In recent times – the British, the Soviets – and now the Americans …

And whatever reasons they give – the impact of war continues to leave a cultural scar that runs deep through Afghan civilization.

In many countries, the national museum is a source of pride where ancient treasures that explain that country’s history are on display. The Kabul museum, instead of boasting a collection that dates back hundreds of years, has bullet holes and destroyed artifacts.

In the civil war, the museum was a military base repeatedly struck by rocket fire and largely destroyed. Later, the Taliban ransacked whatever items had not been moved for safe-keeping.

And now there’s a new enemy – smugglers working in areas where foreign forces are currently in control.

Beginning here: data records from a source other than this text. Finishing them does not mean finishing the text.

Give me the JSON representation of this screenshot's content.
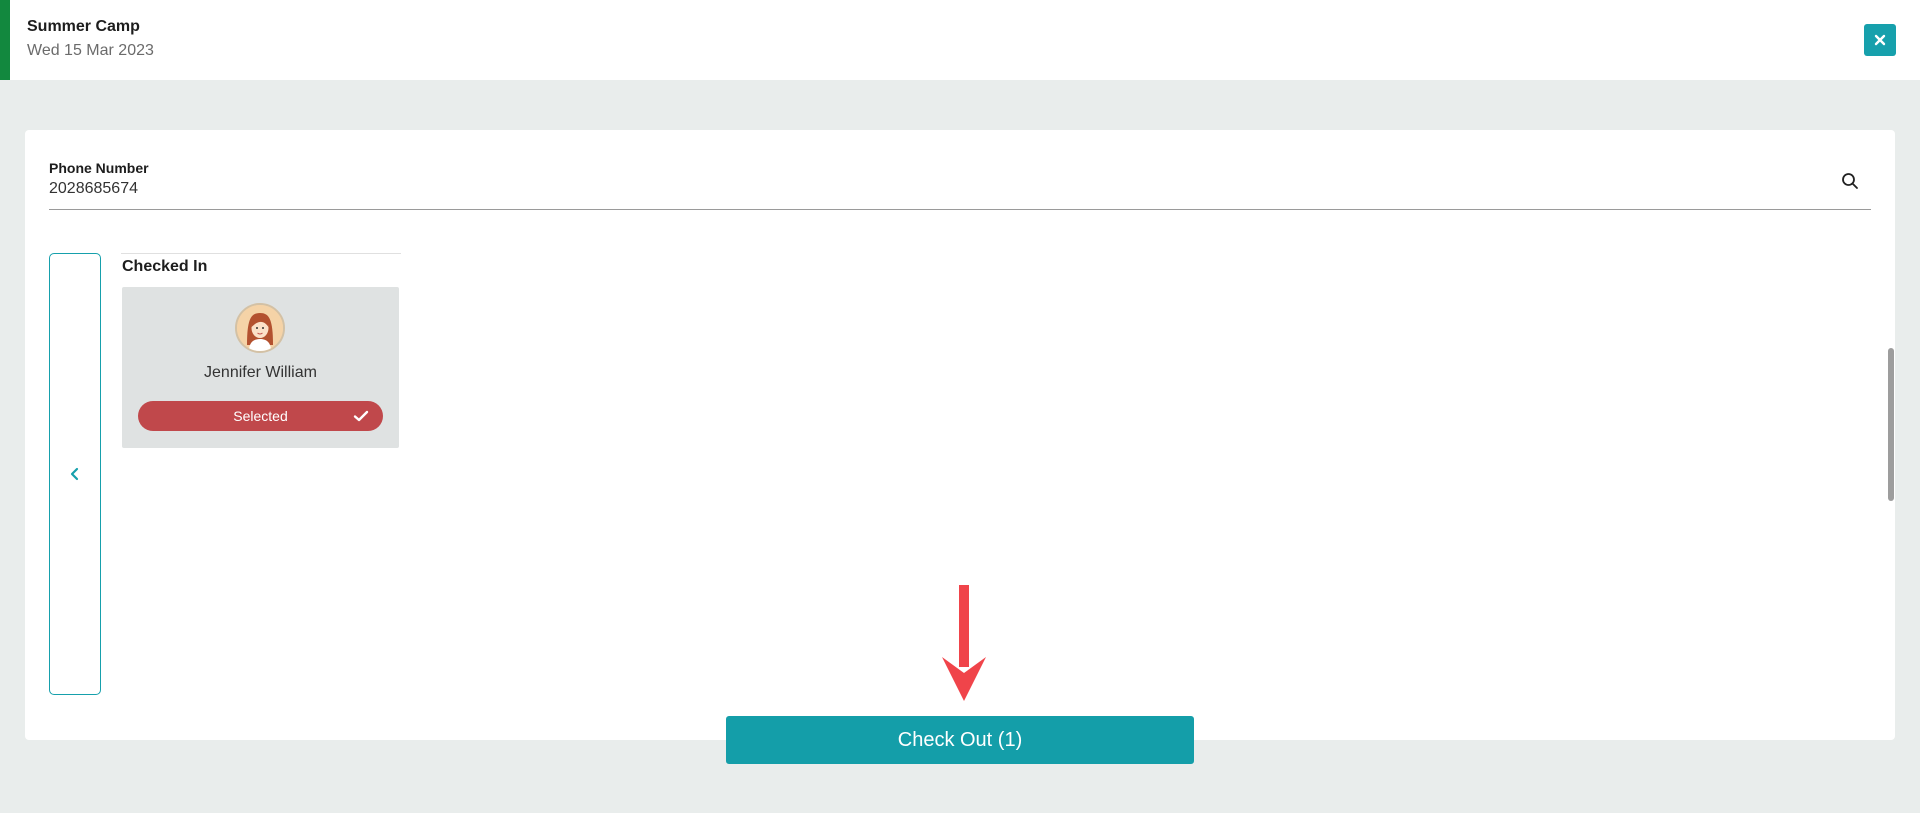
{
  "header": {
    "title": "Summer Camp",
    "date": "Wed 15 Mar 2023",
    "accent_color": "#12883e",
    "close_icon": "close-icon"
  },
  "search": {
    "label": "Phone Number",
    "value": "2028685674",
    "icon": "search-icon"
  },
  "section": {
    "title": "Checked In"
  },
  "people": [
    {
      "name": "Jennifer William",
      "status": "Selected",
      "status_color": "#c0484b"
    }
  ],
  "actions": {
    "checkout_label": "Check Out (1)",
    "checkout_color": "#149ea9"
  },
  "annotation": {
    "arrow_color": "#f0444a"
  }
}
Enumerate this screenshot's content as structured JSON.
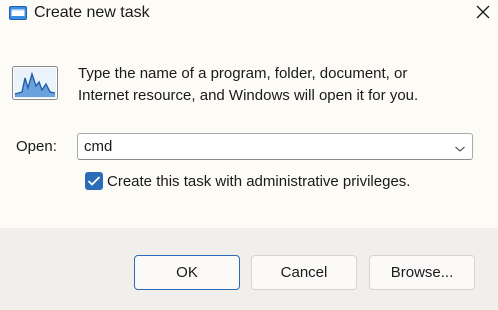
{
  "window": {
    "title": "Create new task",
    "icon": "run-dialog-icon",
    "close_icon": "close-icon"
  },
  "content": {
    "icon": "task-manager-performance-icon",
    "description_line1": "Type the name of a program, folder, document, or",
    "description_line2": "Internet resource, and Windows will open it for you."
  },
  "open_field": {
    "label": "Open:",
    "value": "cmd"
  },
  "admin_checkbox": {
    "label": "Create this task with administrative privileges.",
    "checked": true
  },
  "buttons": {
    "ok": "OK",
    "cancel": "Cancel",
    "browse": "Browse..."
  },
  "colors": {
    "accent": "#2a6cb8",
    "background": "#fdfbf6",
    "footer": "#f1efeb"
  }
}
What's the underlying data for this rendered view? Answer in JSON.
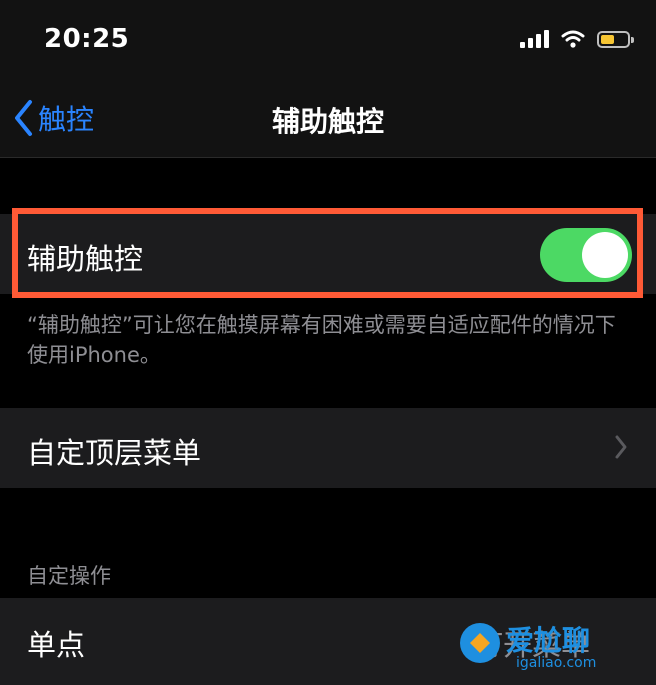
{
  "status_bar": {
    "time": "20:25",
    "icons": [
      "cellular-signal-icon",
      "wifi-icon",
      "battery-charging-icon"
    ],
    "battery_color": "#f6c533"
  },
  "nav": {
    "back_label": "触控",
    "title": "辅助触控",
    "accent_color": "#2a84ff"
  },
  "assistive_touch": {
    "label": "辅助触控",
    "toggle_on": true,
    "toggle_color": "#4cd964",
    "highlight_color": "#ff5a36",
    "footnote": "“辅助触控”可让您在触摸屏幕有困难或需要自适应配件的情况下使用iPhone。"
  },
  "top_menu": {
    "label": "自定顶层菜单"
  },
  "custom_actions": {
    "header": "自定操作",
    "rows": [
      {
        "label": "单点",
        "value": "打开菜单"
      }
    ]
  },
  "watermark": {
    "main": "爱尬聊",
    "sub": "igaliao.com"
  }
}
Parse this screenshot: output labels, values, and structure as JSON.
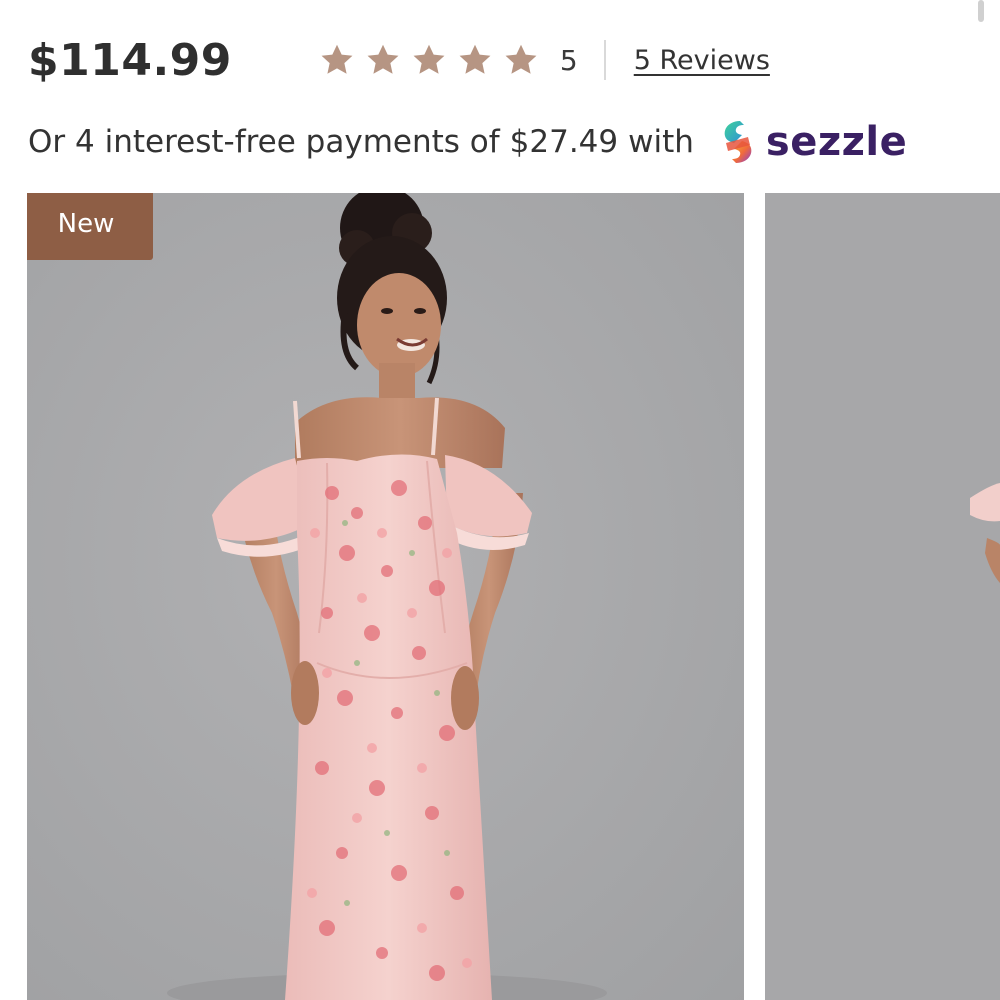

Mir Ahmad Joyenda of the Afghan parliamentary international relations commission told RT: “Some military forces of other countries are doing some digging at night”, he added “but unfortunately in the last eight years we didn’t put on trial a single smuggler for stealing the cultural heritage of Afghanistan. Nobody has been arrested, nobody has been put in jail and nobody has investigated this issue.”

The Afghan government simply doesn’t have the resources.
Seven years ago a special police unit was set up to stop the illegal excavations.
But 500 officers can’t do much – especially when much of the digging is reportedly at night and in areas under NATO control.

Recently, around 7,000 artifacts that had been smuggled out of the country were returned to the museum.

Some pieces were found in England. It was easy for the museum’s director to recognize them as being from Afghanistan.

“Most of these 2,000 pieces were taken by these looters – who were Afghan looters – they transferred them from Afghanistan to neighboring country, then to Dubai, and from Dubai to Heathrow Airport. You can’t imagine one looter would be able to collect these kinds of artifacts, to steal them, to transfer them by airplane to Heathrow airport in the UK. The simple Afghan people cannot do these activities,” says Omara Khan Masoudi, director of the Kabul National Museum.

But NATO forces deny the charges.

Brigadier General Frederick “Ben” Hodges, director OF operations, ISAF regional command south said “That is completely against the values we hold as an army, stealing is just not acceptable behavior. I’m not aware of it and I certainly wouldn’t tolerate it.”

As a former crossroads of major trade routes, Afghanistan’s been home to some of Asia’s most complex and unique civilizations.

Today, there are 3,000 archaeological sites. And while that rich seam of history waits to be unearthed, those supposed to protect it will need to dig deeper to beat the looters.